A rede básica de saúde de Caxias do Sul deve perder sete profissionais com o fim da participação de Cuba no Programa Mais Médicos do governo federal brasileiro. Cuba anunciou a saída do programa na última quarta-feira alegando "referências depreciativas e ameaçadoras" feitas pelo presidente eleito Jair Bolsonaro à presença dos médicos cubanos no Brasil.

Já o presidente eleito disse em entrevista coletiva que exigiria a realização de exame para a revalidação do diploma (Revalida) dos médicos cubanos. Fora do Mais Médicos, os formados no exterior não podem atuar na medicina brasileira sem a aprovação no Revalida. Mas no caso do programa federal, todos os estrangeiros participantes têm autorização de atuar no Brasil mesmo sem ter se submetido ao exame.

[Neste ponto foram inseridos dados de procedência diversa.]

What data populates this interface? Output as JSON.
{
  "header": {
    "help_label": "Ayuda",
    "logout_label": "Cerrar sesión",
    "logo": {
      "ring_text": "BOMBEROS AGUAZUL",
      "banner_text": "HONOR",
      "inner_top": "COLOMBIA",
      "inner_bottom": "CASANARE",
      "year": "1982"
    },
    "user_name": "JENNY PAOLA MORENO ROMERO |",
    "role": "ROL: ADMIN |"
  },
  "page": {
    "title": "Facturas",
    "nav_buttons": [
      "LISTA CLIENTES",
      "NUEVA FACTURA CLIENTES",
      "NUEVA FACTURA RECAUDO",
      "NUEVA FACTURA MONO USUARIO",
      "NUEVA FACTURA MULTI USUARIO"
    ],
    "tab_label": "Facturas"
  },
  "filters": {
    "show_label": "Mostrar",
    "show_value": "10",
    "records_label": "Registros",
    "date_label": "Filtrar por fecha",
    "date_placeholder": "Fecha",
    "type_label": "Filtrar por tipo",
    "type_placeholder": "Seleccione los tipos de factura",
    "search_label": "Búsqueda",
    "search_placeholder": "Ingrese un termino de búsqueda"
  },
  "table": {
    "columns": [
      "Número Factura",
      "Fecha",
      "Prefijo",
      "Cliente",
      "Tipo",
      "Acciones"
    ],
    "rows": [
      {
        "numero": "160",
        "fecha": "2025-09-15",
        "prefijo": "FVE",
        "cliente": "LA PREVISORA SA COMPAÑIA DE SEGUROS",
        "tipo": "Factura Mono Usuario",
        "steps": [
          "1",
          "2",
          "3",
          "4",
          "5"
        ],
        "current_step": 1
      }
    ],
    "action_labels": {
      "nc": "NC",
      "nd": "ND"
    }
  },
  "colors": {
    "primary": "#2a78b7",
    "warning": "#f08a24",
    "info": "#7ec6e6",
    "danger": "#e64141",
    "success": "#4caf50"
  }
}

Em Caxias, os médicos cubanos representam 30% do total de profissionais do programa. Os primeiros chegaram em 2013, quando o Mais Médicos foi criado. Eles trabalham em sete unidades de Estratégia Saúde da Família (ESF): Belo Horizonte, Fátima Baixa, Desvio Rizzo, Salgado Filho, Esplanada, Tijuca e Campos da Serra. A diretora da Atenção Básica de Caxias, Maria Elenir Anselmo, lamentou a saída dos médicos e o efeito que ela terá na rede. 

– Vamos ter que avaliar esse impacto e ver se vai haver reposição por parte do governo federal. Ainda temos dificuldade (no âmbito do município) de conseguir reposição desses profissionais (do ESF) quando necessitamos. Oferta sempre temos, o problema é a falta de candidatos para cumprirem 40 horas semanais – ponderou a gestora.

É que a carga horária de um clínico concursado da rede básica é de 12 horas por semana. Com isso, os médicos conseguem manter outras atividades como consultórios ou atendimento em hospitais, por exemplo. Situação diferente de um médico de ESF que precisa cumprir 40 horas.

Para tentar incentivar a adesão de profissionais ao ESF, no dia 31 de outubro, a prefeitura criou o cargo de médico de ESF, que, até então, não existia, e deve realizar consurso no ano que vem. Os 45 médicos que atuam nas 46 equipes de ESF na cidade são clínicos que tiveram as cargas horárias ampliadas para exercer a função. 

No caso do Mais Médicos, o governo federal anunciou que irá abrir um chamamento para que profissionais se candidatem às vagas abertas com a saída dos cubanos. Primeiro devem ser chamados médicos formados no Brasil. Depois, brasileiros com formação no exterior. E, por último, estrangeiros.

Não há data para que os cubanos deixem o Brasil e nem para o chamamento de novos profissionais para substituí-los.